2) As falências não estavam atreladas aos modos de negócio dos bancos, mas sim ao risco atrelado aos ativos de sua carteira.
3) Todos os bancos que entraram em falência possuíram uma carteira de ativos com valor mínimo de 50 bilhões de dólares e valor máximo de 200 bilhões de dólares. Ou seja, todos eram de médio porte.
A princípio, é comum à primeira vista olhar positivamente para a identificação dessas informações por parte do setor financeiro. Porém, o problema não está na informação, mas sim na ação dos agentes econômicos após a obtenção dessas informações. Foi observado uma corrida bancária em mais outros 22 bancos de médio porte, dessa forma, a fim de protegerem sua liquidez, resgataram a maioria dos depósitos em bancos com ativos entre 50 e 200 bilhões de dólares e, inconscientemente, escalaram o risco da crise.

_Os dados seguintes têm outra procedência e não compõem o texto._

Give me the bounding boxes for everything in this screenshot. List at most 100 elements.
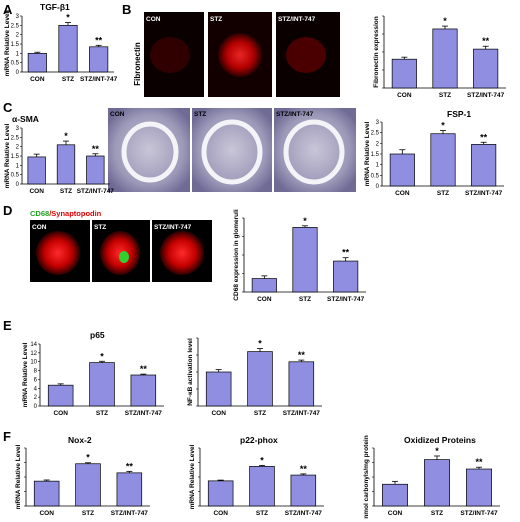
histology-glomerulus-con (121, 121, 179, 183)
chart-b-bar (432, 28, 458, 89)
chart-a-ytick-label: 0.5 (11, 61, 20, 67)
chart-a-category-label: STZ/INT-747 (80, 76, 118, 83)
chart-a-significance: ** (95, 35, 103, 45)
chart-b-category-label: STZ/INT-747 (467, 92, 505, 99)
chart-d: CD68 expression in glomeruli CON * STZ ** STZ… (233, 209, 366, 303)
fibronectin-row-label: Fibronectin (133, 42, 142, 86)
chart-f3: nmol carbonyls/mg protein Oxidized Protei… (363, 435, 500, 519)
chart-c2-ytick-label: 1 (376, 163, 380, 169)
chart-c2-ytick-label: 1.5 (371, 152, 380, 158)
chart-c2-bar (389, 153, 415, 187)
chart-e1-bar (130, 374, 157, 407)
cd68-title-green: CD68 (30, 209, 49, 218)
histology-label-stz-int747: STZ/INT-747 (276, 111, 314, 118)
chart-e2-significance: ** (298, 350, 306, 360)
chart-f1-title: Nox-2 (68, 435, 92, 445)
chart-f3-significance: ** (475, 457, 483, 467)
chart-f1-bar (75, 463, 101, 507)
chart-c2-title: FSP-1 (447, 109, 471, 119)
chart-d-category-label: STZ/INT-747 (327, 296, 365, 303)
chart-b-category-label: STZ (439, 92, 451, 99)
fibronectin-label-con: CON (146, 16, 161, 23)
chart-c1-ylabel: mRNA Relative Level (4, 123, 11, 188)
fibronectin-glomerulus-con (150, 37, 190, 73)
chart-e2-significance: * (258, 339, 262, 349)
chart-c2-category-label: STZ (437, 190, 449, 197)
fibronectin-glomerulus-stz-int747 (286, 37, 326, 73)
chart-e2-category-label: STZ (254, 410, 266, 417)
panel-letter-d: D (3, 203, 12, 218)
chart-e2-bar (288, 361, 315, 407)
chart-c2-bar (471, 144, 497, 187)
chart-a-category-label: CON (30, 76, 45, 83)
chart-c2-ytick-label: 3 (376, 120, 380, 126)
chart-a-ytick-label: 3 (16, 14, 20, 20)
chart-a-ytick-label: 2 (16, 33, 20, 39)
chart-a-ytick-label: 2.5 (11, 23, 20, 29)
chart-a-title: TGF-β1 (40, 2, 70, 12)
chart-b-bar (391, 58, 417, 89)
histology-glomerulus-stz (201, 119, 263, 185)
chart-e2-ylabel: NF-κB activation level (187, 338, 194, 406)
cd68-glomerulus-con (36, 231, 80, 275)
chart-f1-category-label: CON (39, 510, 54, 517)
cd68-title: CD68/Synaptopodin (30, 209, 102, 218)
chart-f1-category-label: STZ/INT-747 (111, 510, 149, 517)
cd68-positive-cells (119, 251, 129, 263)
histology-glomerulus-stz-int747 (283, 119, 345, 185)
panel-letter-c: C (3, 100, 13, 115)
chart-b-bar (473, 48, 499, 89)
chart-e1-ytick-label: 2 (34, 395, 38, 401)
chart-d-significance: ** (342, 248, 350, 258)
chart-e2-category-label: CON (211, 410, 226, 417)
chart-d-bar (251, 278, 277, 293)
chart-d-ylabel: CD68 expression in glomeruli (233, 209, 240, 301)
chart-f2-category-label: STZ (256, 510, 268, 517)
chart-a-ytick-label: 1.5 (11, 42, 20, 48)
histology-label-con: CON (110, 111, 125, 118)
chart-a-significance: * (66, 13, 70, 23)
chart-e1-ytick-label: 12 (30, 351, 37, 357)
chart-e2: NF-κB activation level CON * STZ ** STZ/INT-7… (187, 337, 322, 417)
chart-c1-ytick-label: 0.5 (11, 173, 20, 179)
chart-c2: 0 0.5 1 1.5 2 2.5 3 mRNA Relative Level FSP-1 CON… (364, 109, 504, 197)
cd68-label-con: CON (32, 224, 47, 231)
chart-e2-bar (205, 371, 232, 407)
panel-letter-b: B (122, 2, 131, 17)
cd68-glomerulus-stz (100, 231, 140, 275)
chart-f1: mRNA Relative Level Nox-2 CON * STZ ** STZ/INT… (15, 435, 150, 517)
chart-e2-bar (247, 351, 273, 407)
chart-f3-bar (424, 459, 450, 507)
cd68-glomerulus-stz-int747 (160, 231, 204, 275)
chart-a-ytick-label: 1 (16, 51, 20, 57)
chart-d-bar (333, 260, 359, 293)
sma-histology-images: CON STZ STZ/INT-747 (108, 108, 356, 192)
chart-c1-title: α-SMA (12, 114, 39, 124)
chart-e1-category-label: STZ (96, 410, 108, 417)
panel-letter-a: A (3, 2, 13, 17)
chart-f3-category-label: CON (388, 510, 403, 517)
chart-e1-title: p65 (90, 330, 105, 340)
chart-a-bar (27, 52, 47, 73)
chart-e1-bar (89, 362, 115, 407)
chart-d-category-label: CON (257, 296, 272, 303)
chart-f3-category-label: STZ/INT-747 (460, 510, 498, 517)
chart-c1-ytick-label: 1 (16, 163, 20, 169)
chart-c2-significance: * (441, 121, 445, 131)
chart-c1-category-label: STZ (60, 188, 72, 195)
chart-f2: mRNA Relative Level p22-phox CON * STZ ** STZ/… (189, 435, 324, 517)
cd68-title-red: /Synaptopodin (49, 209, 101, 218)
chart-f2-category-label: CON (213, 510, 228, 517)
chart-c1-bar (86, 155, 105, 185)
chart-f2-ylabel: mRNA Relative Level (189, 444, 196, 509)
chart-c2-ytick-label: 2 (376, 141, 380, 147)
chart-e1-ytick-label: 0 (34, 404, 38, 410)
cd68-label-stz-int747: STZ/INT-747 (154, 224, 192, 231)
chart-a-bar (58, 24, 78, 73)
chart-f3-significance: * (435, 446, 439, 456)
chart-f2-significance: * (260, 455, 264, 465)
chart-b: Fibronectin expression CON * STZ ** STZ/INT-7… (373, 15, 506, 99)
fibronectin-label-stz: STZ (210, 16, 222, 23)
chart-e1-significance: * (100, 351, 104, 361)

O sistema financeiro, embora use as informações de modo mais eficiente, não é tão eficiente assim na tomada de decisões, pois os investidores e empresários costumam se deixam levar por seus “espíritos animalescos” dos negócios, forçando os Bancos Centrais a controlarem o comportamento do sistema financeiro e garantirem a estabilidade de um sistema que é naturalmente instável porque se guia conforme as expectativas.

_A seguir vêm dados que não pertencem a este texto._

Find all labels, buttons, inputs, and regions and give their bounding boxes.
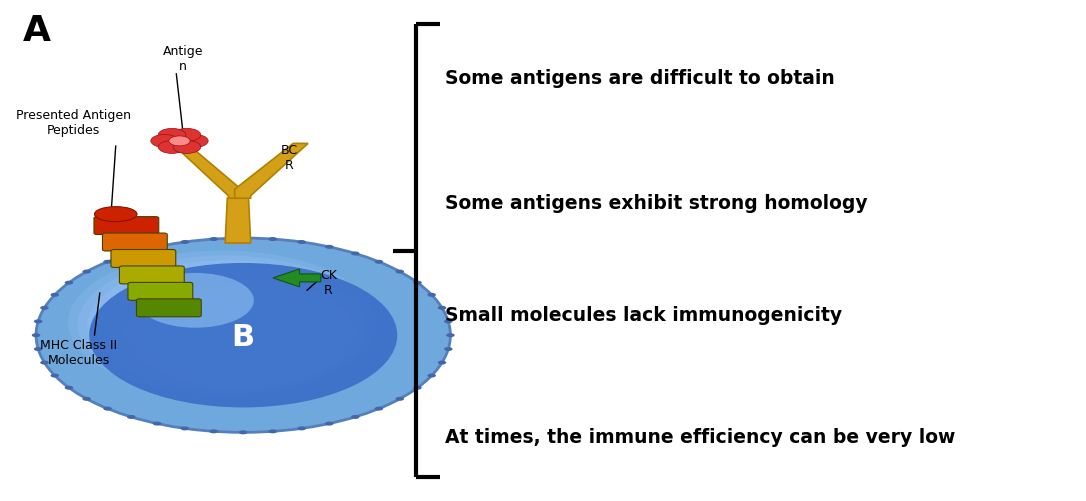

E no final, para quem sobra o papel de arcar com os custos de expectativas infladas? Os Bancos Centrais. De forma análoga a 2008, o Federal Reserve promoveu em 2023, empréstimos a bancos de médio porte, a taxas de juros especiais, para impedir a insolvência e a implosão do sistema financeiro. Em que isso se traduz? O Banco Central indiretamente, está no curto prazo, pagando a conta da má alocação de recursos dos bancos e garantindo aos credores desesperados por liquidez, o atendimento de sua demanda por moeda.

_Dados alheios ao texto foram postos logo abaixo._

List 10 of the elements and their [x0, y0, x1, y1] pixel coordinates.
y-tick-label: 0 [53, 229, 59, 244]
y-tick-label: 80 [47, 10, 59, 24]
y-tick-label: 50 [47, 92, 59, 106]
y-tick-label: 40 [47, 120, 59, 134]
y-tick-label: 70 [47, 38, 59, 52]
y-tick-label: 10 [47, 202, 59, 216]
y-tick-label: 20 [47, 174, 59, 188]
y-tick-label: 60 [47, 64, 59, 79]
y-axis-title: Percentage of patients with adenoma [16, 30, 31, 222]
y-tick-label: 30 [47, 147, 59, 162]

O Federal Reserve agiu como um mediador, uma espécie de remédio para acalmar os ânimos tanto do mercado quanto do setor bancário e garantiu a estabilidade de um sistema que naturalmente não consegue por conta própria se estabilizar. O grande problema da ação do Federal Reserve, é estimular os bancos a assumirem mais riscos, pois em uma eventual quebra, eles poderiam contar com a ajuda do FED. Ou seja, o FED se vê entre “a cruz e a espada”, em um tradeoff entre eficiência e estabilidade financeira, pois ao contrário dos mercados, o FED carece de eficiência informacional, mas é dotado de eficiência acional.
De forma quase irônica, a fraqueza do FED é a força dos mercados e vice-versa. Logo, uma política monetária que vá em consonância com os interesses e estabilidade dos mercados significa também uma eficiência informacional que permite com que o FED facilite sua escolha. É por isso, que o FED é um credor de última instância, um agente econômico que deve ser seguro em meio de toda e qualquer hecatombe financeira. Aliado ao poder informacional dos mercados, o Federal Reserve consegue promover sua luta para garantir a estabilidade de um sistema que não consegue naturalmente ficar estável
Referência: Sablik, Tim., 2024. “Central Bank Lending Lessons from the 2023 Bank Crisis,” Federal Reserve Bank of Richmond, Econ Focus pg. 4-7.